Liz Wol: Programmatic M&A is not about meeting a deal quota in a given time period but rather about building a business or capability through a series of deals—maybe combined with some organic business builds—to create something new and substantial. If you have outlined the competitive advantage in your M&A blueprint, have the conviction in terms of everyone rowing in the same direction and being willing to make these bets, and you have freed up the appropriate people on your teams, those are the three key ingredients to achieving the quantitative results Robert shared earlier.
Programmatic M&A is not about meeting a deal quota but rather about building a business or capability through a series of deals—maybe combined with organic business builds—to create something new and substantial.
Sean Brown: How to you start implementing a programmatic M&A strategy?

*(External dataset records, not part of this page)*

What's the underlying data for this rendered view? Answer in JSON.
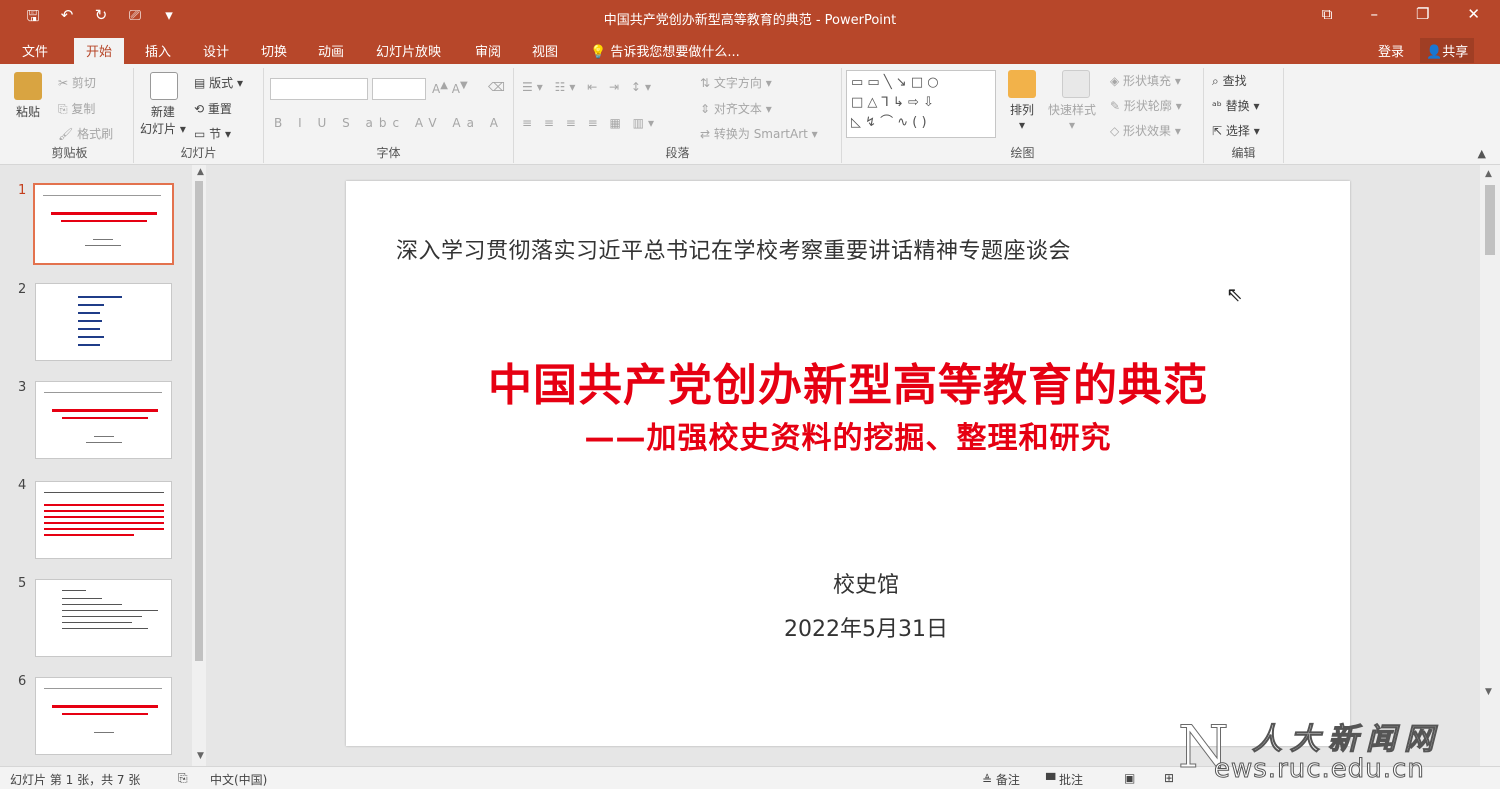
{
  "window": {
    "title": "中国共产党创办新型高等教育的典范 - PowerPoint",
    "qat_icons": [
      "save-icon",
      "undo-icon",
      "redo-icon",
      "present-icon",
      "customize-icon"
    ],
    "controls": [
      "ribbon-display-icon",
      "minimize-icon",
      "restore-icon",
      "close-icon"
    ]
  },
  "tabs": {
    "file": "文件",
    "home": "开始",
    "insert": "插入",
    "design": "设计",
    "transitions": "切换",
    "animations": "动画",
    "slideshow": "幻灯片放映",
    "review": "审阅",
    "view": "视图",
    "tellme": "告诉我您想要做什么...",
    "login": "登录",
    "share": "共享"
  },
  "ribbon": {
    "clipboard": {
      "paste": "粘贴",
      "cut": "剪切",
      "copy": "复制",
      "format_painter": "格式刷",
      "label": "剪贴板"
    },
    "slides": {
      "new_slide": "新建",
      "new_slide2": "幻灯片",
      "layout": "版式",
      "reset": "重置",
      "section": "节",
      "label": "幻灯片"
    },
    "font": {
      "label": "字体",
      "buttons": [
        "B",
        "I",
        "U",
        "S",
        "abc",
        "AV",
        "Aa",
        "A"
      ]
    },
    "paragraph": {
      "text_direction": "文字方向",
      "align_text": "对齐文本",
      "smartart": "转换为 SmartArt",
      "label": "段落"
    },
    "drawing": {
      "arrange": "排列",
      "quick_styles": "快速样式",
      "shape_fill": "形状填充",
      "shape_outline": "形状轮廓",
      "shape_effects": "形状效果",
      "label": "绘图"
    },
    "editing": {
      "find": "查找",
      "replace": "替换",
      "select": "选择",
      "label": "编辑"
    }
  },
  "thumbnails": [
    "1",
    "2",
    "3",
    "4",
    "5",
    "6"
  ],
  "slide": {
    "subtitle": "深入学习贯彻落实习近平总书记在学校考察重要讲话精神专题座谈会",
    "title": "中国共产党创办新型高等教育的典范",
    "title2": "——加强校史资料的挖掘、整理和研究",
    "org": "校史馆",
    "date": "2022年5月31日"
  },
  "status": {
    "slide_info": "幻灯片 第 1 张，共 7 张",
    "language": "中文(中国)",
    "notes": "备注",
    "comments": "批注"
  },
  "watermark": {
    "logo_letter": "N",
    "cn": "人大新闻网",
    "url": "ews.ruc.edu.cn"
  }
}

Liz Wol: First and foremost is taking a critical look at your corporate strategy and mashing that up against the market forces and trends affecting your sector or the sector you want to enter via programmatic M&A. Next, distill from what is probably a long initial list of potential M&A themes the one, two, or three you will pursue. From there, you would go into proactive deal sourcing. This is not saying, “What are the three hottest assets for sale in the market?” Rather, you need to ask what assets currently exist, regardless of whether or not they are for sale. Then, how would you describe your vision to these companies that would get them excited about being acquired by or partnering with you? After that, you are into the typical deal funnel of diligence, negotiation, and integration, but if you can nail the front end of the process, your odds of success later increase dramatically.
Sean Brown: How should companies run these M&A programs so the three Cs you talked about turn into a real capability?

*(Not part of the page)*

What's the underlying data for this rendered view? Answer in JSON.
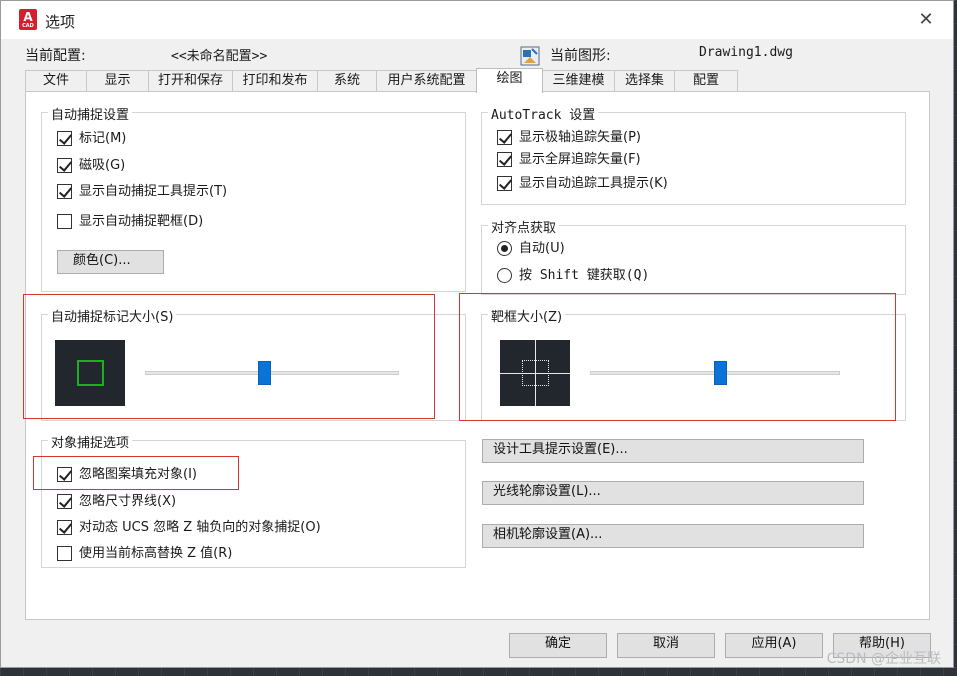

Robert Uhlaner: What wins the day for programmatic acquirers is concentrating caseload experience around a central team. The deals should not get bifurcated as “little deals are the purview of business units and big deals are corporate events.” Small deals are great for building experience on the team and serve as practice in driving M&A capability building. The role of the strategy and corporate development team is to help the business units build the business case and blueprint and support proactive sourcing once the businesses have a solid plan and have identified the capabilities they need. As a sidebar, successful programmatic acquirers do not run M&A like a procurement process. They run every deal like a partnership with a business leader who is creating deal flow. We have done satisfaction surveys for clients, and it is remarkable how some targets are beaten down after they have gone through the process and others are motivated. That has a huge impact on value creation.
Sean Brown: How do you make sure the deals the business units are pursuing tie into the corporate strategy?

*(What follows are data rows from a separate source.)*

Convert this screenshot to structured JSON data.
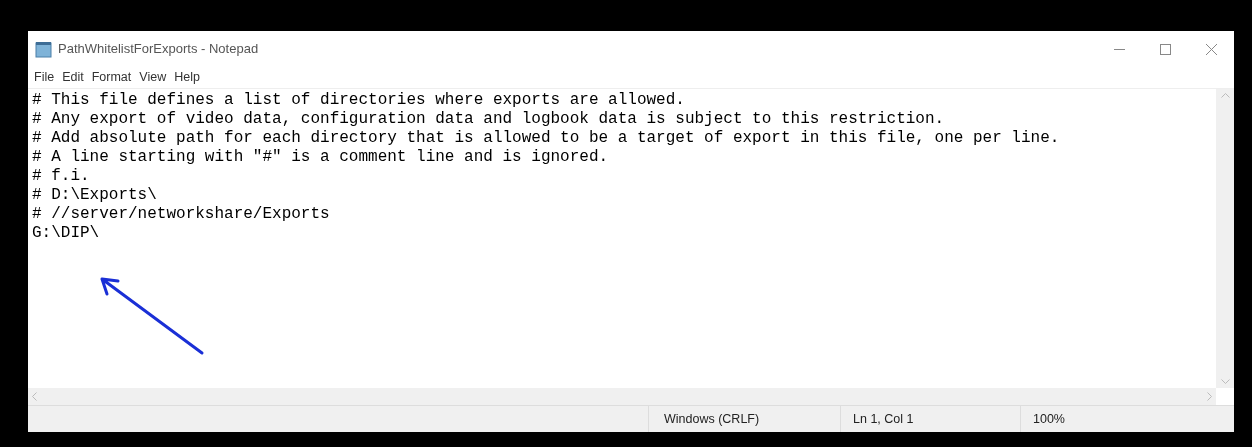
{
  "window": {
    "title": "PathWhitelistForExports - Notepad"
  },
  "menu": [
    "File",
    "Edit",
    "Format",
    "View",
    "Help"
  ],
  "lines": [
    "# This file defines a list of directories where exports are allowed.",
    "# Any export of video data, configuration data and logbook data is subject to this restriction.",
    "# Add absolute path for each directory that is allowed to be a target of export in this file, one per line.",
    "# A line starting with \"#\" is a comment line and is ignored.",
    "# f.i.",
    "# D:\\Exports\\",
    "# //server/networkshare/Exports",
    "G:\\DIP\\"
  ],
  "status_bar": {
    "line_ending": "Windows (CRLF)",
    "position": "Ln 1, Col 1",
    "zoom": "100%"
  }
}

Robert Uhlaner: One critical thing is having a well-defined, simple stage-gate process. The first stage gate is strategy approval: “Yes, this deal is on strategy.” The second is typically approval to negotiate and begin diligence. The third is deal approval. In many companies, however, the first milestone is a meeting with delegates as opposed to a meeting of the senior people who have the authority to say no. That is a big mistake. It’s where you get a lot of churn and focus dissipates.
Sean Brown: A lot of money, including from private equity, has been flowing into the markets. How do you maintain a programmatic approach when all this capital is bidding up prices?
Robert Uhlaner: The biggest success factor is proactive sourcing, where you are creating your own deal flow. You won’t necessarily keep a deal out of play but you, as a strategic buyer, have a value proposition that differs from someone just writing a big check. And you have shares, so you can share in the value creation with a target and drive real synergies around that.
Liz Wol: You need to be able to pencil out the deal, particularly in some of the sectors that are seeing crazy valuations right now. If it doesn’t add up, you should probably reconsider that first C of competitive advantage.